|The spoils go to the victor.|
Missie's Diary: Sympathy for the rabbit.
“Jesus, these people are stupid, they don't even understand the basic game of small animal juggling. It's a Friday night, they're all drinking red stuff and sitting on couches in the warm room looking half dead. Why wouldn't I do them a favour and try to liven things up? So all I do is bring in a baby rabbit and drop it on the kitchen floor. You'd have thought I'd brought in an improvised explosives device, talk about over react, I was just giving them the opportunity to play some indoor sports and socialise a bit. So what do they do? They shout at each other, chase me out of the house and then corner the poor rabbit, attacking it with kitchen implements, broom handles and mops. No wonder it dives under the cupboard and refuses to come out, that's a nice welcome to give a visitor. It's like some scene from a Frankenstein movie with the ignorant peasants going nuts with torches and pitchforks. They seem to have only two settings, asleep and angry mob, pathetic really, I don’t think they'll ever amount to much. Anyway I don't know what happened next I went back out and enjoyed some night time smells, overheard owl tales and did some strutting. I wonder when they'll jack up the nerve to try to apply some more of that Savlon stuff to me again?”
Clint's Diary: WTF.
“Things are getting worse, I'm upstairs, trying to sleep on my bed, the one they sometimes borrow and she comes running in and picks up that annoying plastic hair dryer thing. Then she goes downstairs, so I follow, just to take a peek. God Almighty, she's firing it off at a poor stunned baby rabbit that's hiding under a cupboard like she's Dog the Bounty Hunter, WTF? How's the rabbit supposed to react to that? Don't humans understand the innocent fun of animal blood sports and the related normal social niceties? This place is screwy, I'm going back to bed.”

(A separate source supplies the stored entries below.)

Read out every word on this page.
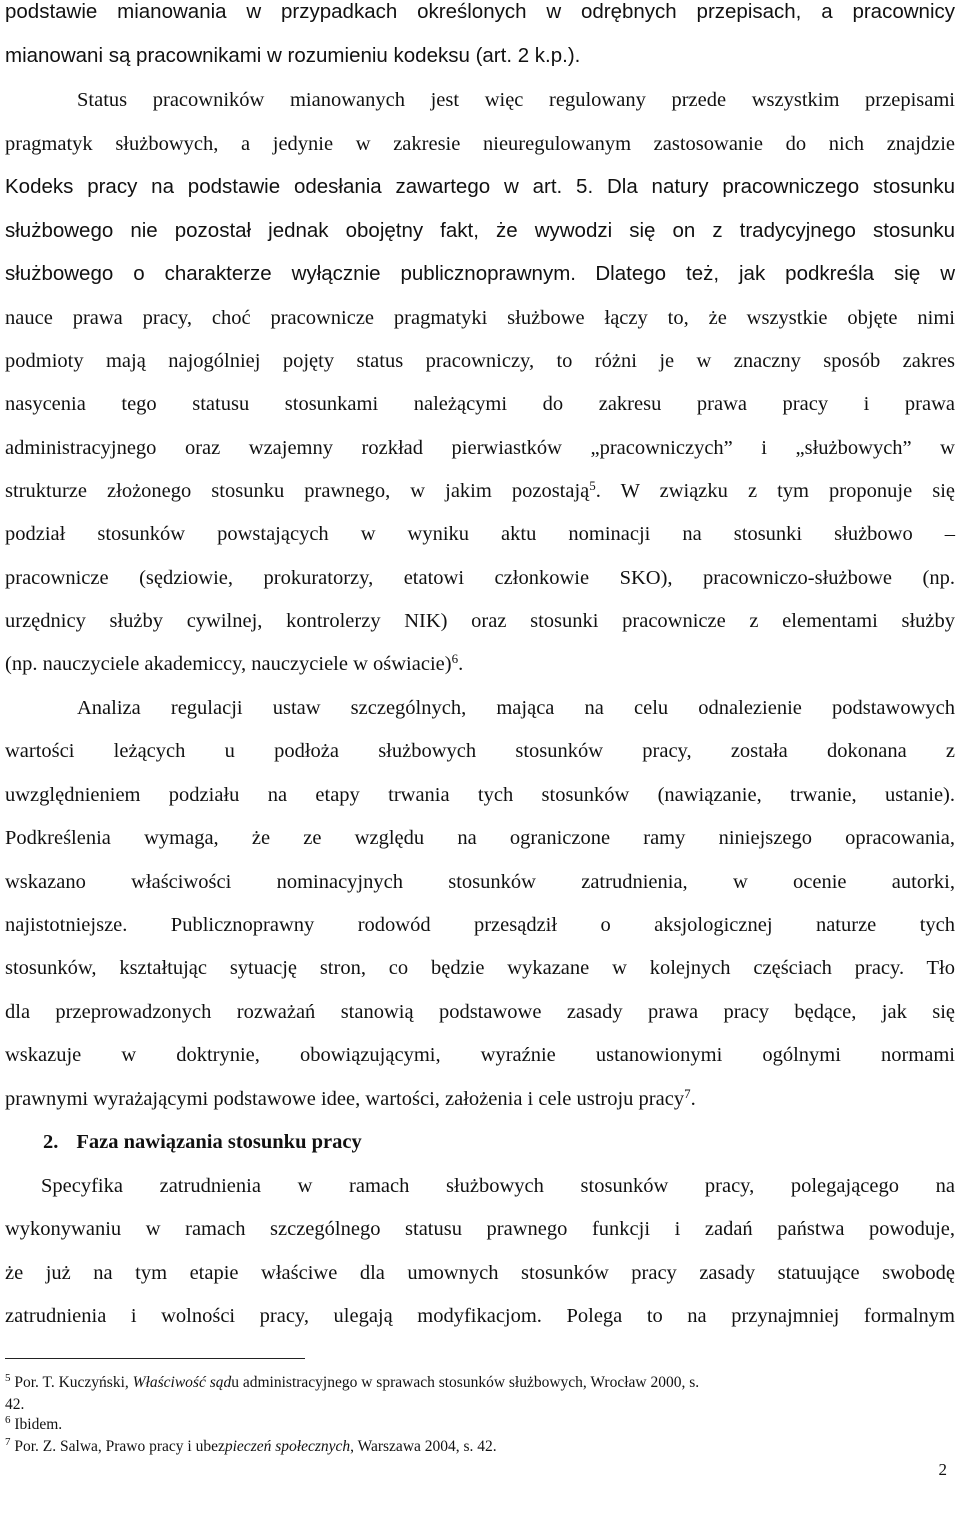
podstawie mianowania w przypadkach określonych w odrębnych przepisach, a pracownicy
mianowani są pracownikami w rozumieniu kodeksu (art. 2 k.p.).
Status pracowników mianowanych jest więc regulowany przede wszystkim przepisami
pragmatyk służbowych, a jedynie w zakresie nieuregulowanym zastosowanie do nich znajdzie
Kodeks pracy na podstawie odesłania zawartego w art. 5. Dla natury pracowniczego stosunku
służbowego nie pozostał jednak obojętny fakt, że wywodzi się on z tradycyjnego stosunku
służbowego o charakterze wyłącznie publicznoprawnym. Dlatego też, jak podkreśla się w
nauce prawa pracy, choć pracownicze pragmatyki służbowe łączy to, że wszystkie objęte nimi
podmioty mają najogólniej pojęty status pracowniczy, to różni je w znaczny sposób zakres
nasycenia tego statusu stosunkami należącymi do zakresu prawa pracy i prawa
administracyjnego oraz wzajemny rozkład pierwiastków „pracowniczych” i „służbowych” w
strukturze złożonego stosunku prawnego, w jakim pozostają$^5$. W związku z tym proponuje się
podział stosunków powstających w wyniku aktu nominacji na stosunki służbowo –
pracownicze (sędziowie, prokuratorzy, etatowi członkowie SKO), pracowniczo-służbowe (np.
urzędnicy służby cywilnej, kontrolerzy NIK) oraz stosunki pracownicze z elementami służby
(np. nauczyciele akademiccy, nauczyciele w oświacie)$^6$.
Analiza regulacji ustaw szczególnych, mająca na celu odnalezienie podstawowych
wartości leżących u podłoża służbowych stosunków pracy, została dokonana z
uwzględnieniem podziału na etapy trwania tych stosunków (nawiązanie, trwanie, ustanie).
Podkreślenia wymaga, że ze względu na ograniczone ramy niniejszego opracowania,
wskazano właściwości nominacyjnych stosunków zatrudnienia, w ocenie autorki,
najistotniejsze. Publicznoprawny rodowód przesądził o aksjologicznej naturze tych
stosunków, kształtując sytuację stron, co będzie wykazane w kolejnych częściach pracy. Tło
dla przeprowadzonych rozważań stanowią podstawowe zasady prawa pracy będące, jak się
wskazuje w doktrynie, obowiązującymi, wyraźnie ustanowionymi ogólnymi normami
prawnymi wyrażającymi podstawowe idee, wartości, założenia i cele ustroju pracy$^7$.
2. Faza nawiązania stosunku pracy
Specyfika zatrudnienia w ramach służbowych stosunków pracy, polegającego na
wykonywaniu w ramach szczególnego statusu prawnego funkcji i zadań państwa powoduje,
że już na tym etapie właściwe dla umownych stosunków pracy zasady statuujące swobodę
zatrudnienia i wolności pracy, ulegają modyfikacjom. Polega to na przynajmniej formalnym
$^5$ Por. T. Kuczyński, Właściwość sądu administracyjnego w sprawach stosunków służbowych, Wrocław 2000, s.
42.
$^6$ Ibidem.
$^7$ Por. Z. Salwa, Prawo pracy i ubezpieczeń społecznych, Warszawa 2004, s. 42.
2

Anna's Diary: Stoned again.
“I fell off that bloody couch arm again or did that bitch push me? No zero tolerance around here. I don't remember much about anything really, those drugs they keep slipping me in the prawns are really messing with my head but they've got me well hooked now. Still it's five star bed and board with endless narcotics for free and those other two dummies keep them distracted most of the time bringing in their little furries and feathers. It means I can enjoy my sweet dreams, sniff the radiator and silently dribble anywhere I like. Nice.”